Critique

À la télé ce mercredi soir: Niki de Saint Phalle: qui est le monstre, toi ou moi?

La plasticienne, peintre, sculptrice et réalisatrice de films française, Niki de Saint Phalle © Schamoni Film/Peter Schamoni
Julien Broquet
Julien Broquet Journaliste musique et télé

Le passionnant documentaire biographique de Peter Schamoni est à la fois le portrait d’une terroriste de l’art et une totale immersion dans son oeuvre qu’elle commente en voix-off.

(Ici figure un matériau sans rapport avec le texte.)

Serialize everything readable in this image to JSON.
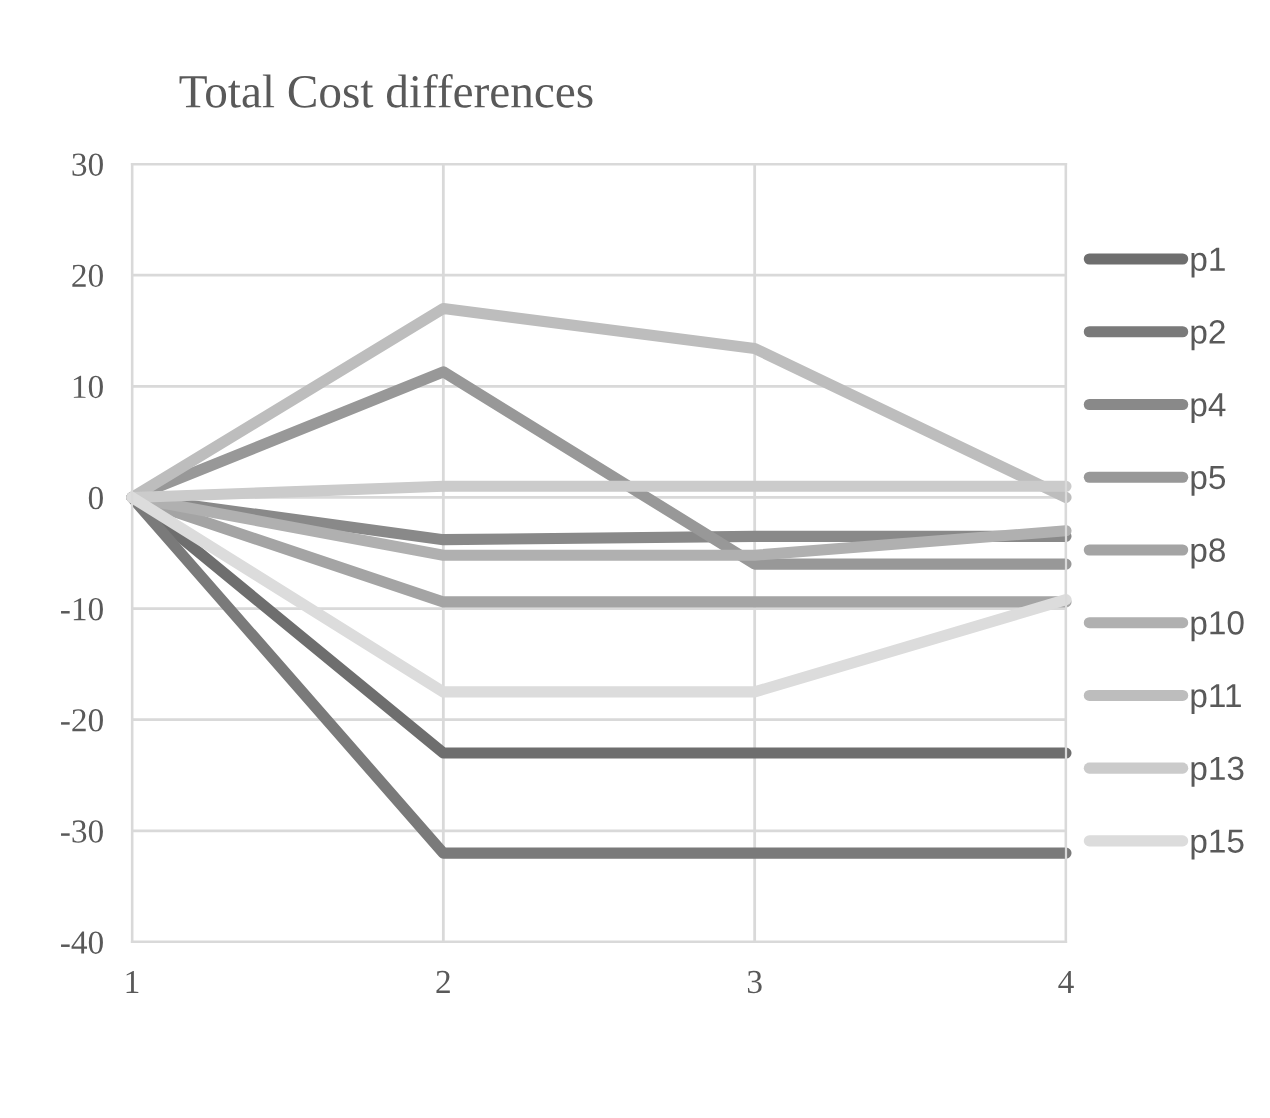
{
  "chart_data": {
    "type": "line",
    "title": "Total Cost differences",
    "x": [
      1,
      2,
      3,
      4
    ],
    "series": [
      {
        "name": "p1",
        "color": "#6e6e6e",
        "values": [
          0,
          -23,
          -23,
          -23
        ]
      },
      {
        "name": "p2",
        "color": "#7a7a7a",
        "values": [
          0,
          -32,
          -32,
          -32
        ]
      },
      {
        "name": "p4",
        "color": "#898989",
        "values": [
          0,
          -3.8,
          -3.5,
          -3.5
        ]
      },
      {
        "name": "p5",
        "color": "#989898",
        "values": [
          0,
          11.3,
          -6,
          -6
        ]
      },
      {
        "name": "p8",
        "color": "#a4a4a4",
        "values": [
          0,
          -9.4,
          -9.4,
          -9.4
        ]
      },
      {
        "name": "p10",
        "color": "#b0b0b0",
        "values": [
          0,
          -5.2,
          -5.2,
          -3
        ]
      },
      {
        "name": "p11",
        "color": "#bdbdbd",
        "values": [
          0,
          17,
          13.4,
          0
        ]
      },
      {
        "name": "p13",
        "color": "#cbcbcb",
        "values": [
          0,
          1,
          1,
          1
        ]
      },
      {
        "name": "p15",
        "color": "#dcdcdc",
        "values": [
          0,
          -17.5,
          -17.5,
          -9.2
        ]
      }
    ],
    "xlim": [
      1,
      4
    ],
    "xticks": [
      1,
      2,
      3,
      4
    ],
    "ylim": [
      -40,
      30
    ],
    "yticks": [
      -40,
      -30,
      -20,
      -10,
      0,
      10,
      20,
      30
    ],
    "grid": true,
    "legend": "right",
    "marker": "none",
    "line_style": "solid"
  }
}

Elle tirait sur tous les hommes. Les petits, les gros. Son père, son frère… Sur son école, sa famille, sa mère, sur elle-même. « Je tirais parce que ça me faisait du bien. J’adorais voir les tableaux saigner. Puis mourir. » Mondialement connue aujourd’hui pour ses oeuvres au fusil –« j’étais accrochée à la carabine comme on peut l’être à l’héroïne »-, Niki de Saint Phalle amena durant les années 60 le combat féministe dans le monde de l’art. Née en 1930 à Neuilly-sur-Seine, mannequin, puis mère de famille, Catherine Marie-Agnès Fal de Saint Phalle, surnommée Niki par sa génitrice et… violée par son père à l’âge de onze ans, n’a cessé d’explorer ses démons et a révolutionné la place de la femme dans l’art du XXe siècle.

De son propre aveu, les hommes de sa vie ont été ses muses. Les souffrances qu’ils lui ont infligées et sa vengeance ont nourri son art pendant des années. « Le monstre, c’est mon potentiel de destruction créatrice. Mon esprit inconscient. Mon moi instinctif. Ma nature incontrôlée, dit-elle ici. Il me fait peur. Il me fascine. Il me terrorise. Il est mon ange gardien et mon geôlier. Extraordinaire. Mythologique. Mon lien avec le destin. Mais qui est le monstre? Vous ou moi? »

Le passionnant documentaire biographique de Peter Schamoni est à la fois le portrait d’une terroriste de l’art et une totale immersion dans son oeuvre qu’elle commente en voix-off (le film remonte à 1995). Accompagnée par la musique de Chopin, de Satie, de Glass et de Moondog, elle raconte ses Nanas qui l’ont rendue célèbre. Notamment La plus grande putain de la planète (29 mètres de long, six de hauteur et neuf de largeur), pénétrée par 120 000 visiteurs en trois mois au musée d’art de Stockholm, qui marqua le début de ses collaborations à des oeuvres monumentales. Explique la construction du magique Jardin des Tarots en Toscane. Revient sur le film Daddy et ses Mères dévorantes. Le plaisir que lui apportait la fabrication d’aires de jeu pour les enfants à Jérusalem et en Belgique… Elle retrace aussi forcément sa rencontre et sa collaboration avec son mari le sculpteur, peintre et dessinateur suisse Jean Tiguely.

« Je ne partage pas la vision de Rousseau qui veut que l’homme est bon et la société corrompue. Parce que nous faisons la société. Et que nous en sommes tous responsables », commente une artiste qui s’est toujours identifiée aux exclus. Le documentaire de Peter Schamoni donne juste envie de courir visiter la rétrospective qui lui est consacrée à Paris, au Grand-Palais.

  • DOCUMENTAIRE DE PETER SCHAMONI.
  • Ce mercredi 19 novembre à 00h25 sur Arte.